Motivation
The structural integrity and elasticity of the lungs are largely determined by the spatial arrangement of extracellular matrix protein fibers (primarily collagen and elastin) and their interconnections.
Our lab seeks to advance the understanding of fundamental lung mechanics and structure-function design even at the smallest size scales of these fiber networks — with implications for how these structures fail in diseases such as emphysema.
We investigate the dynamic mechanical properties of collagen and elastin fibers — and the networks they form — that contribute elasticity to the lungs and shape alveolar deformations.
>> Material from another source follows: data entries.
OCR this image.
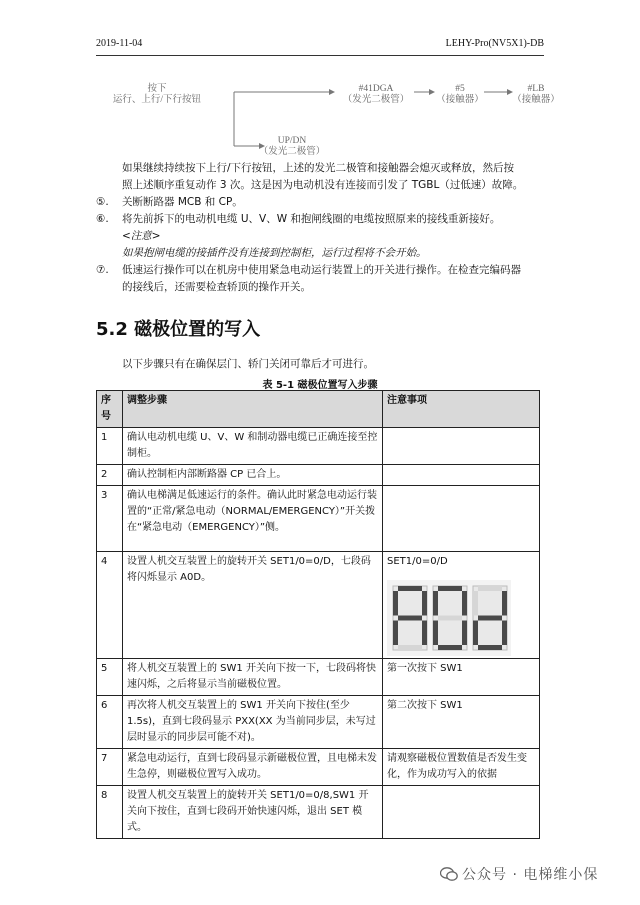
2019-11-04	LEHY-Pro(NV5X1)-DB
按下
运行、上行/下行按钮
#41DGA
（发光二极管）
#5
（接触器）
#LB
（接触器）
UP/DN
（发光二极管）
如果继续持续按下上行/下行按钮，上述的发光二极管和接触器会熄灭或释放，然后按
照上述顺序重复动作 3 次。这是因为电动机没有连接而引发了 TGBL（过低速）故障。
⑤. 关断断路器 MCB 和 CP。
⑥. 将先前拆下的电动机电缆 U、V、W 和抱闸线圈的电缆按照原来的接线重新接好。
<注意>
如果抱闸电缆的接插件没有连接到控制柜，运行过程将不会开始。
⑦. 低速运行操作可以在机房中使用紧急电动运行装置上的开关进行操作。在检查完编码器
的接线后，还需要检查轿顶的操作开关。
5.2 磁极位置的写入
以下步骤只有在确保层门、轿门关闭可靠后才可进行。
表 5-1 磁极位置写入步骤
序号	调整步骤	注意事项
1	确认电动机电缆 U、V、W 和制动器电缆已正确连接至控制柜。	
2	确认控制柜内部断路器 CP 已合上。	
3	确认电梯满足低速运行的条件。确认此时紧急电动运行装置的“正常/紧急电动（NORMAL/EMERGENCY）”开关拨在“紧急电动（EMERGENCY）”侧。	
4	设置人机交互装置上的旋转开关 SET1/0=0/D，七段码将闪烁显示 A0D。	SET1/0=0/D

5	将人机交互装置上的 SW1 开关向下按一下，七段码将快速闪烁，之后将显示当前磁极位置。	第一次按下 SW1
6	再次将人机交互装置上的 SW1 开关向下按住(至少 1.5s)，直到七段码显示 PXX(XX 为当前同步层，未写过层时显示的同步层可能不对)。	第二次按下 SW1
7	紧急电动运行，直到七段码显示新磁极位置，且电梯未发生急停，则磁极位置写入成功。	请观察磁极位置数值是否发生变化，作为成功写入的依据
8	设置人机交互装置上的旋转开关 SET1/0=0/8,SW1 开关向下按住，直到七段码开始快速闪烁，退出 SET 模式。	
公众号 · 电梯维小保
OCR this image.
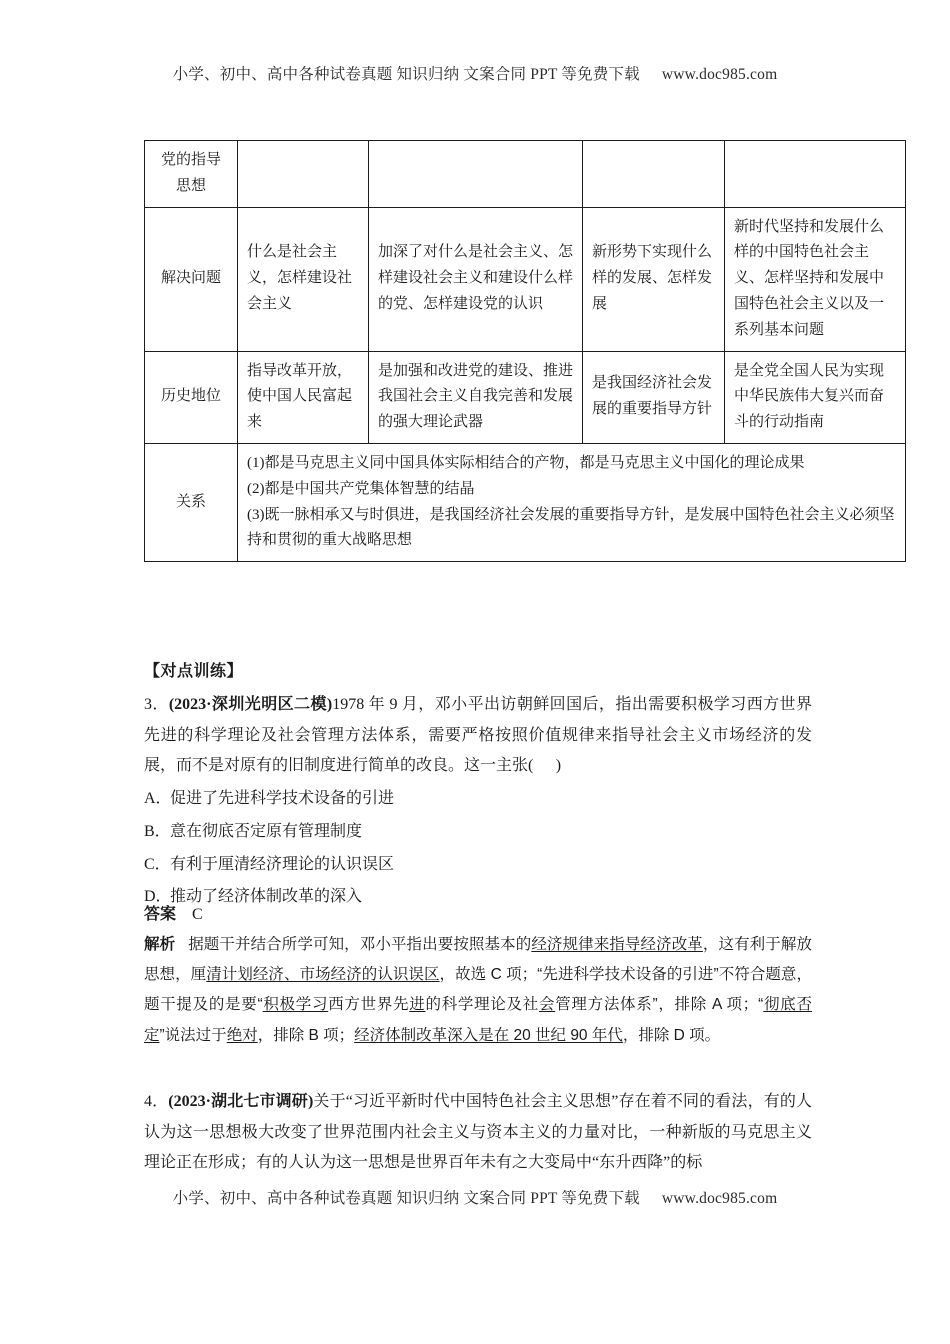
小学、初中、高中各种试卷真题 知识归纳 文案合同 PPT 等免费下载 www.doc985.com
党的指导思想				
解决问题	什么是社会主义，怎样建设社会主义	加深了对什么是社会主义、怎样建设社会主义和建设什么样的党、怎样建设党的认识	新形势下实现什么样的发展、怎样发展	新时代坚持和发展什么样的中国特色社会主义、怎样坚持和发展中国特色社会主义以及一系列基本问题
历史地位	指导改革开放，使中国人民富起来	是加强和改进党的建设、推进我国社会主义自我完善和发展的强大理论武器	是我国经济社会发展的重要指导方针	是全党全国人民为实现中华民族伟大复兴而奋斗的行动指南
关系	(1)都是马克思主义同中国具体实际相结合的产物，都是马克思主义中国化的理论成果
(2)都是中国共产党集体智慧的结晶
(3)既一脉相承又与时俱进，是我国经济社会发展的重要指导方针，是发展中国特色社会主义必须坚持和贯彻的重大战略思想			
【对点训练】
3．(2023·深圳光明区二模)1978 年 9 月，邓小平出访朝鲜回国后，指出需要积极学习西方世界先进的科学理论及社会管理方法体系，需要严格按照价值规律来指导社会主义市场经济的发展，而不是对原有的旧制度进行简单的改良。这一主张( )
A．促进了先进科学技术设备的引进
B．意在彻底否定原有管理制度
C．有利于厘清经济理论的认识误区
D．推动了经济体制改革的深入
答案 C
解析 据题干并结合所学可知，邓小平指出要按照基本的经济规律来指导经济改革，这有利于解放思想，厘清计划经济、市场经济的认识误区，故选 C 项；“先进科学技术设备的引进”不符合题意，题干提及的是要“积极学习西方世界先进的科学理论及社会管理方法体系”，排除 A 项；“彻底否定”说法过于绝对，排除 B 项；经济体制改革深入是在 20 世纪 90 年代，排除 D 项。
4．(2023·湖北七市调研)关于“习近平新时代中国特色社会主义思想”存在着不同的看法，有的人认为这一思想极大改变了世界范围内社会主义与资本主义的力量对比，一种新版的马克思主义理论正在形成；有的人认为这一思想是世界百年未有之大变局中“东升西降”的标
小学、初中、高中各种试卷真题 知识归纳 文案合同 PPT 等免费下载 www.doc985.com
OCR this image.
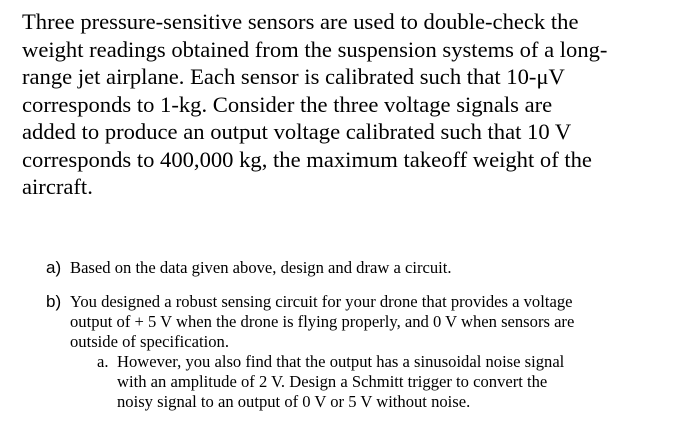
Three pressure-sensitive sensors are used to double-check the
weight readings obtained from the suspension systems of a long-
range jet airplane. Each sensor is calibrated such that 10-μV
corresponds to 1-kg. Consider the three voltage signals are
added to produce an output voltage calibrated such that 10 V
corresponds to 400,000 kg, the maximum takeoff weight of the
aircraft.
a) Based on the data given above, design and draw a circuit.
b) You designed a robust sensing circuit for your drone that provides a voltage
output of + 5 V when the drone is flying properly, and 0 V when sensors are
outside of specification.
a. However, you also find that the output has a sinusoidal noise signal
with an amplitude of 2 V. Design a Schmitt trigger to convert the
noisy signal to an output of 0 V or 5 V without noise.
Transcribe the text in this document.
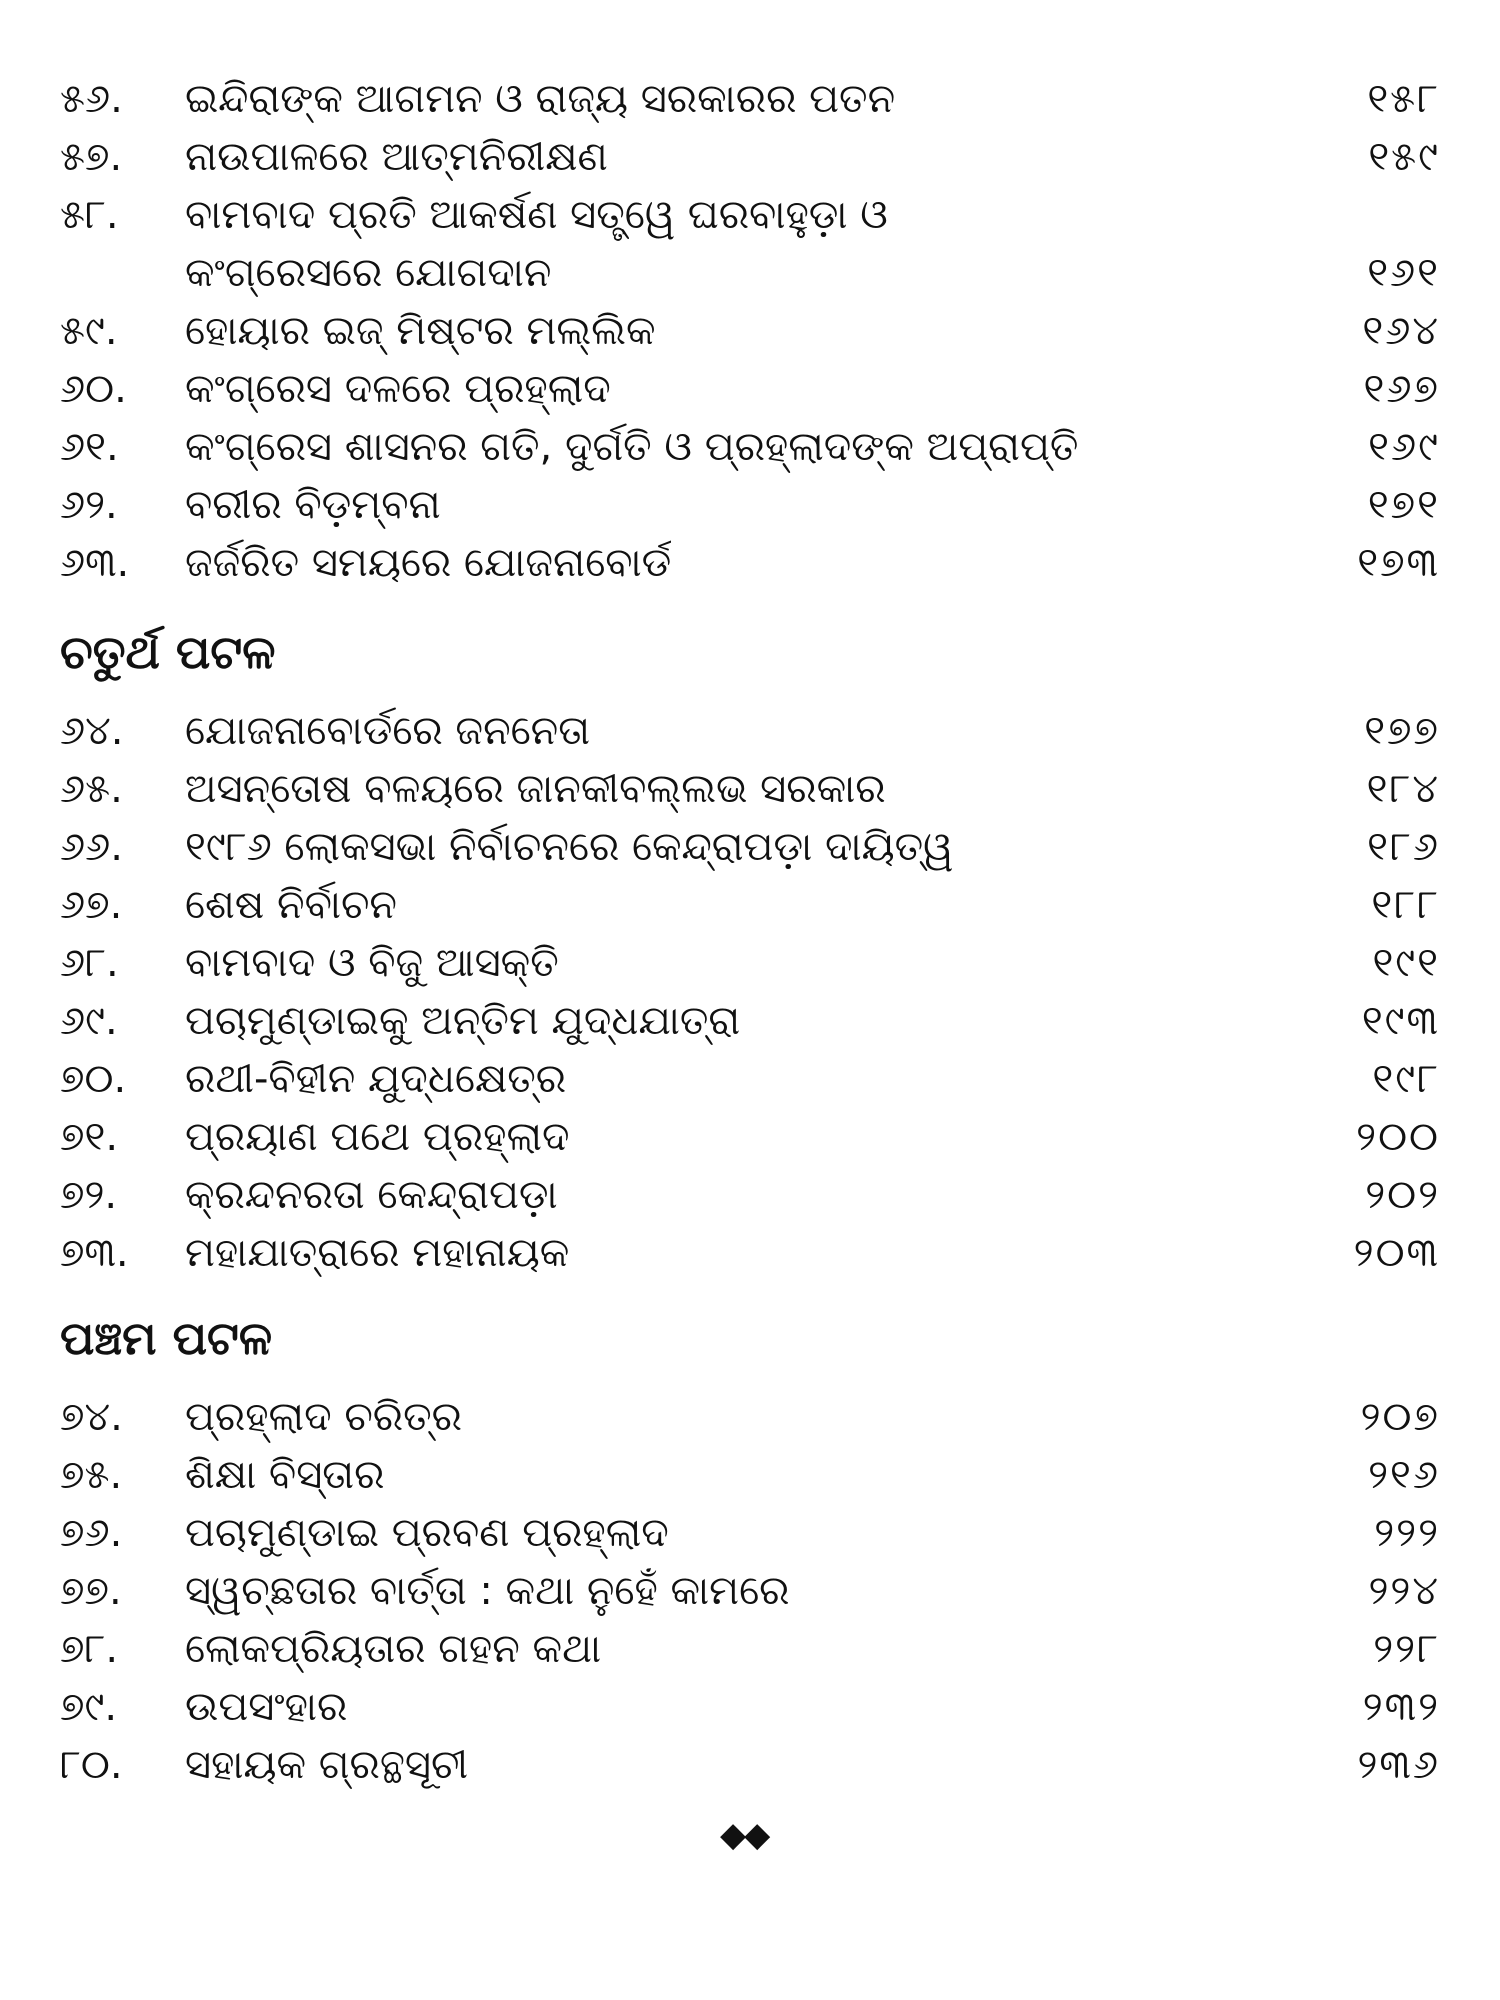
୫୬.	ଇନ୍ଦିରାଙ୍କ ଆଗମନ ଓ ରାଜ୍ୟ ସରକାରର ପତନ	୧୫୮
୫୭.	ନାଉପାଳରେ ଆତ୍ମନିରୀକ୍ଷଣ	୧୫୯
୫୮.	ବାମବାଦ ପ୍ରତି ଆକର୍ଷଣ ସତ୍ତ୍ୱେ ଘରବାହୁଡ଼ା ଓ
କଂଗ୍ରେସରେ ଯୋଗଦାନ	୧୬୧
୫୯.	ହୋୟାର ଇଜ୍ ମିଷ୍ଟର ମଲ୍ଲିକ	୧୬୪
୬୦.	କଂଗ୍ରେସ ଦଳରେ ପ୍ରହ୍ଲାଦ	୧୬୭
୬୧.	କଂଗ୍ରେସ ଶାସନର ଗତି, ଦୁର୍ଗତି ଓ ପ୍ରହ୍ଲାଦଙ୍କ ଅପ୍ରାପ୍ତି	୧୬୯
୬୨.	ବରୀର ବିଡ଼ମ୍ବନା	୧୭୧
୬୩.	ଜର୍ଜରିତ ସମୟରେ ଯୋଜନାବୋର୍ଡ	୧୭୩
ଚତୁର୍ଥ ପଟଳ
୬୪.	ଯୋଜନାବୋର୍ଡରେ ଜନନେତା	୧୭୭
୬୫.	ଅସନ୍ତୋଷ ବଳୟରେ ଜାନକୀବଲ୍ଲଭ ସରକାର	୧୮୪
୬୬.	୧୯୮୬ ଲୋକସଭା ନିର୍ବାଚନରେ କେନ୍ଦ୍ରାପଡ଼ା ଦାୟିତ୍ୱ	୧୮୬
୬୭.	ଶେଷ ନିର୍ବାଚନ	୧୮୮
୬୮.	ବାମବାଦ ଓ ବିଜୁ ଆସକ୍ତି	୧୯୧
୬୯.	ପଚାମୁଣ୍ଡାଇକୁ ଅନ୍ତିମ ଯୁଦ୍ଧଯାତ୍ରା	୧୯୩
୭୦.	ରଥୀ-ବିହୀନ ଯୁଦ୍ଧକ୍ଷେତ୍ର	୧୯୮
୭୧.	ପ୍ରୟାଣ ପଥେ ପ୍ରହ୍ଲାଦ	୨୦୦
୭୨.	କ୍ରନ୍ଦନରତା କେନ୍ଦ୍ରାପଡ଼ା	୨୦୨
୭୩.	ମହାଯାତ୍ରାରେ ମହାନାୟକ	୨୦୩
ପଞ୍ଚମ ପଟଳ
୭୪.	ପ୍ରହ୍ଲାଦ ଚରିତ୍ର	୨୦୭
୭୫.	ଶିକ୍ଷା ବିସ୍ତାର	୨୧୬
୭୬.	ପଚାମୁଣ୍ଡାଇ ପ୍ରବଣ ପ୍ରହ୍ଲାଦ	୨୨୨
୭୭.	ସ୍ୱଚ୍ଛତାର ବାର୍ତ୍ତା : କଥା ନୁହେଁ କାମରେ	୨୨୪
୭୮.	ଲୋକପ୍ରିୟତାର ଗହନ କଥା	୨୨୮
୭୯.	ଉପସଂହାର	୨୩୨
୮୦.	ସହାୟକ ଗ୍ରନ୍ଥସୂଚୀ	୨୩୬
◆◆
Collagen-Elastin Fiber Networks
Wavy collagen fibers (green) and taut elastin fibers (red) interact in pairs, especially around the ring-like alveolar openings. Elastin is highly distensible and confers elasticity to the lungs, while collagen is stiff and provides protection against overstretching.
Under small strains, the elastin fibers bear the majority of stress in the network, maintaining the collagen fibers in a wavy state. Fibers become aligned and compacted during uniaxial stretching. Some collagen fibers are initially wavy before stretching, but elongate until taut and recruit into a prominent stress-bearing role.
Collagen Without Elastin
Elastin fibers typically maintain collagen in a wavy state at physiologic lung volumes, thereby delegating collagen to a protective role as a safety net.
Enzymatically degrading the elastin fibers results in a loss of collagen waviness or tortuosity.
Collagen fibers without elastin support are vulnerable to elongation, plastic deformation, and failure during lung inflation.
Collagen Fiber Nanostructure
Lung collagen fibers naturally exhibit a tightly packed architecture of smaller fibrils arranged in parallel.
After stretching to failure, collagen fibers exhibit plastic alterations: a loss of fibril organization and fibril-fibril crosslinking.